KOMPAS.com – Informasi terkini mengenai kakao dan pengolahannya datang dari Kepala Badan Koordinasi Penanaman Modal (BKPM) Franky Sibarani pada Senin (7/12/2015). Saat bertemu dengan Gubernur Sulawesi Selatan (Sulsel) Syahrul Yasin Limpo di Makassar, Franky Sibarani mengatakan kalau provinsi tersebut cocok menjadi tujuan investasi kakao dan pengolahannya. “Pak Gubernur bilang di Sulsel ada produk coklat yang berorientasi untuk ekspor. Produk tersebut menggunakan brand daerah. Ke depan, Sulsel potensial dikembangkan sebagai daerah investasi sektor hilir kakao karena merupakan sentra produksi kakao nasional,” kata Franky kepada pewarta, sebagaimana dilaporkan wartawan Kompas.com Andri Donnal Putra.
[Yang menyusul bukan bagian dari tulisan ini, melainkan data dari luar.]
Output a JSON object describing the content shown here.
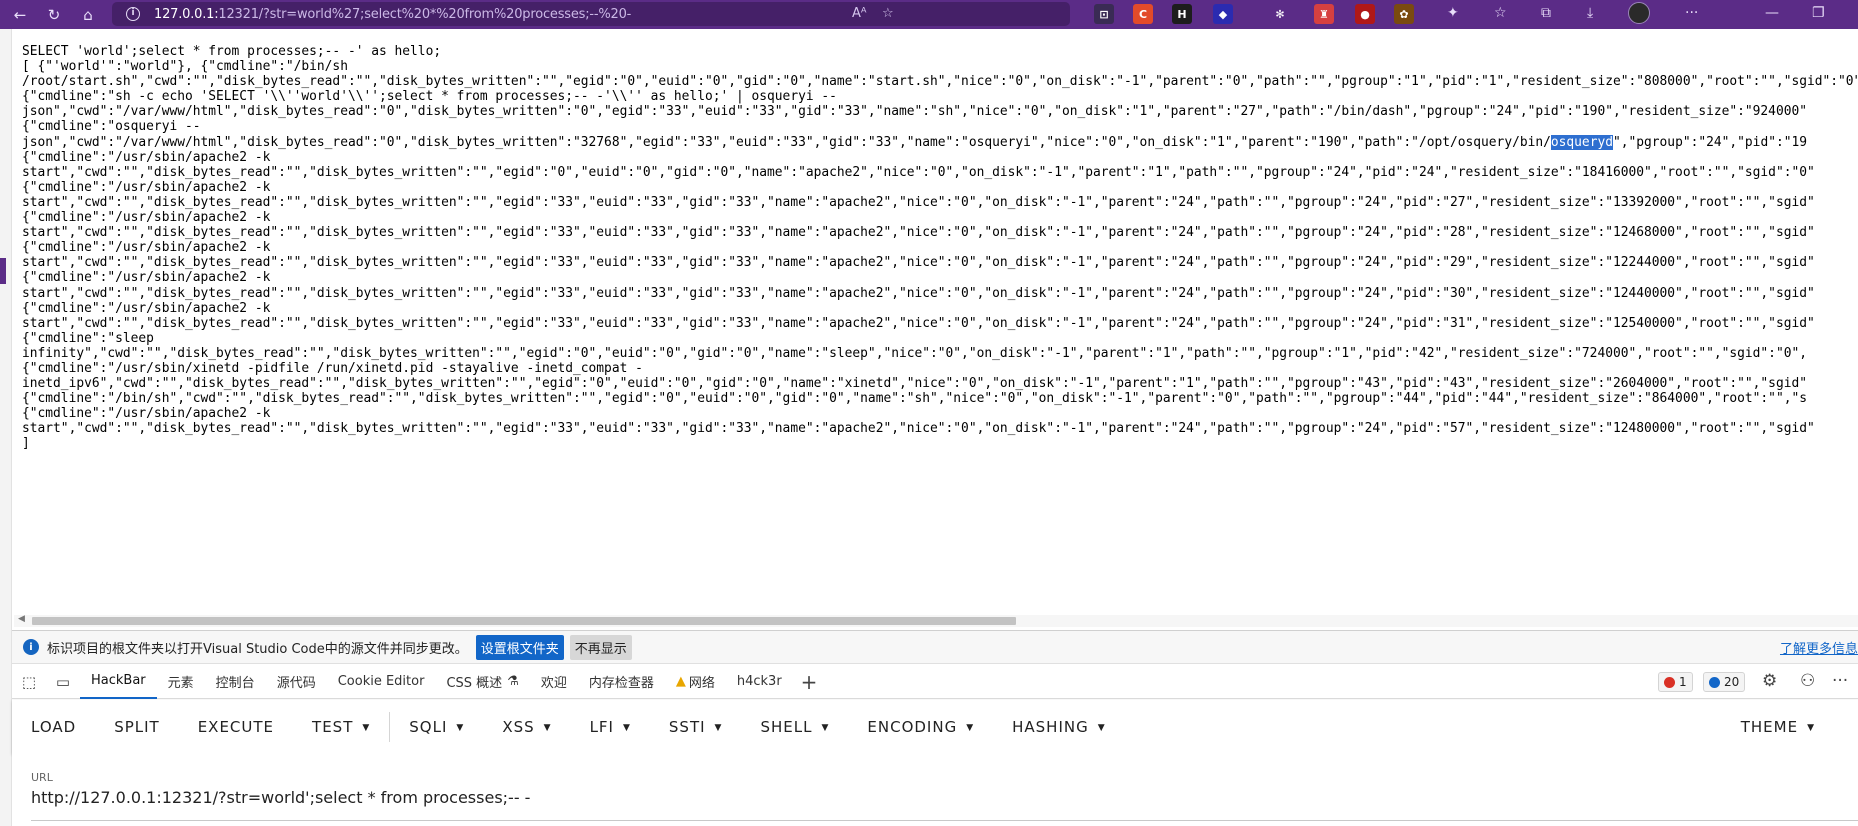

Franky, kemudian, mengutip data dari Kementerian Pertanian. Dia bilang, pada 2014, produksi kakao nasional mencapai 709.331 ton. Sementara, produksi kakao di Sulsel menyentuh angka 116.691 ton. Data secara keseluruhan menunjukkan nilai ekspor kakao Januari-September 2015 sudah mencapai 974 juta dolar AS.
Adapun hal lain yang menunjang kegiatan ekspor di Sulawesi Selatan adalah adanya Pelabuhan Makassar yang melayani aktivitas transportasi dengan taraf internasional. Sulawesi Selatan juga dinilai dapat menjadi hub atau sentra penghubung bagi wilayah Indonesia bagian timur lainnya untuk masuk komunitas pasar global.
Eropa
Sementara itu, catatan terkumpul Kompas.com menunjukkan, setahun silam, Duta Besar Indonesia untuk Uni Eropa, Belgia, dan Luksemburg Arif Hafas Oegroseno mengatakan Eropa adalah pasar paling potensial bagi produk kakao Indonesia. Menurutnya, Eropa adalah konsumen terbesar kakao di dunia. Pasar Eropa pun terbilang paling stabil.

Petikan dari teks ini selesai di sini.